Similarly, an implementation that is allowed to connect using
multiple interfaces will have a parent node of the tree for the
decision between the network paths with a branch for each interface.
The example aggregate connection attempt above can be drawn as a tree
by grouping the addresses resolved on the same interface into
branches:
||
+============================+
www.example.com:443/any path
+============================+
// \\
+=========================+ +=======================+
www.example.com:443/Wi-Fi www.example.com:443/LTE
+=========================+ +=======================+
|| // \\
+======================+ +=================+ +====================+
[3fff:23::1]:443/Wi-Fi 192.0.2.1:443/LTE [3fff:42::1]:443/LTE
+======================+ +=================+ +====================+
The rest of this section will use a notation scheme to represent this
tree. The root node (or parent node) of the tree will be represented
by a single integer, such as "1". ("1" is used assuming that this is
the first connection made by the system; future connections created
by the application would allocate numbers in an increasing manner.)
Each child of that node will have an integer that identifies it, from
1 to the number of children. That child node will be uniquely
identified by concatenating its integer to its parent's identifier
with a dot character (".") in between, such as "1.1" and "1.2". Each
node will be summarized by a tuple of three elements: endpoint, path
(labeled here by interface), and protocol. In Protocol Stacks, the
layers are separated by a slash character ("/") and ordered with the
protocol closest to the application first. The above example can now
be written more succinctly as:
1 [www.example.com:443, any path, TCP]
1.1 [www.example.com:443, Wi-Fi, TCP]
1.1.1 [[2001:db8:23::1]:443, Wi-Fi, TCP]
1.2 [www.example.com:443, LTE, TCP]
1.2.1 [192.0.2.1:443, LTE, TCP]
1.2.2 [[2001:db8.42::1]:443, LTE, TCP]
When an implementation is asked to establish a single connection,
only one of the leaf nodes in the candidate set is needed to transfer
data. Thus, once a single leaf node becomes ready to use, the
Connection establishment tree is considered ready.
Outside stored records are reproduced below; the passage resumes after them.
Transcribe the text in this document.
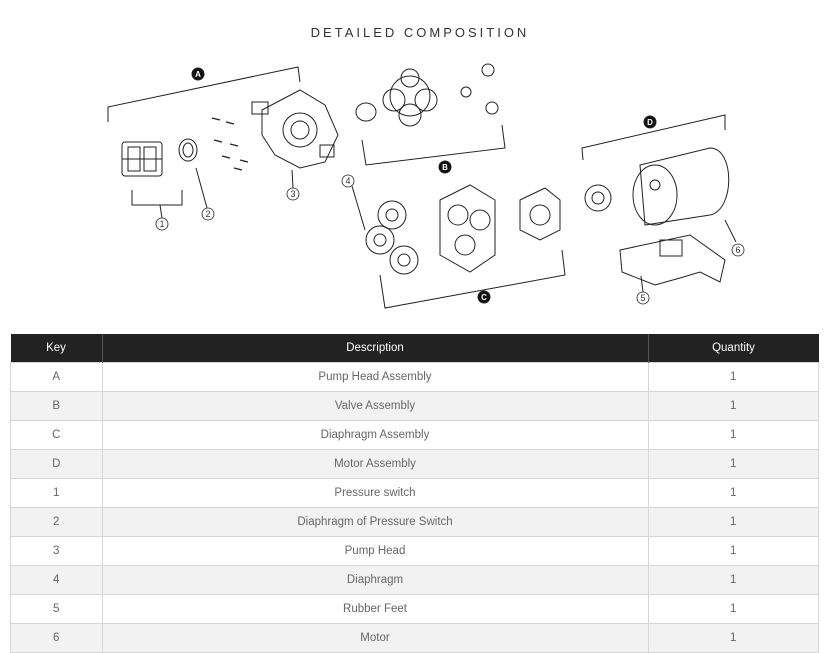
DETAILED COMPOSITION
A
1
2
3
B
4
C
D
6
5
Key	Description	Quantity
A	Pump Head Assembly	1
B	Valve Assembly	1
C	Diaphragm Assembly	1
D	Motor Assembly	1
1	Pressure switch	1
2	Diaphragm of Pressure Switch	1
3	Pump Head	1
4	Diaphragm	1
5	Rubber Feet	1
6	Motor	1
One way to
implement this is by having every leaf node update the state of its
parent node when it becomes ready until the root node of the tree is
ready, which then notifies the application that the Connection as a
whole is ready to use.
A Connection establishment tree may consist of only a single node,
such as a connection attempt to an IP address over a single interface
with a single protocol.
1 [[2001:db8:23::1]:443, Wi-Fi, TCP]
A root node may also only have one child (or leaf) node, such as a
when a hostname resolves to only a single IP address.
1 [www.example.com:443, Wi-Fi, TCP]
1.1 [[2001:db8:23::1]:443, Wi-Fi, TCP]
4.1.1. Branch Types
There are three types of branching from a parent node into one or
more child nodes: Derived Endpoints, network paths, and protocol
options. Any parent node of the tree must use only one type of
branching.
4.1.1.1. Derived Endpoints
If a connection originally targets a single Endpoint Identifier,
there may be multiple endpoint candidates of different types that can
be derived from the original. This creates an ordered list of the
derived endpoint candidates according to application preference,
System Policy, and expected performance.
DNS hostname-to-address resolution is the most common method of
endpoint derivation. When trying to connect to a hostname Endpoint
Identifier on an IP network, the implementation should send all
applicable DNS queries. Commonly, this will include both A (IPv4)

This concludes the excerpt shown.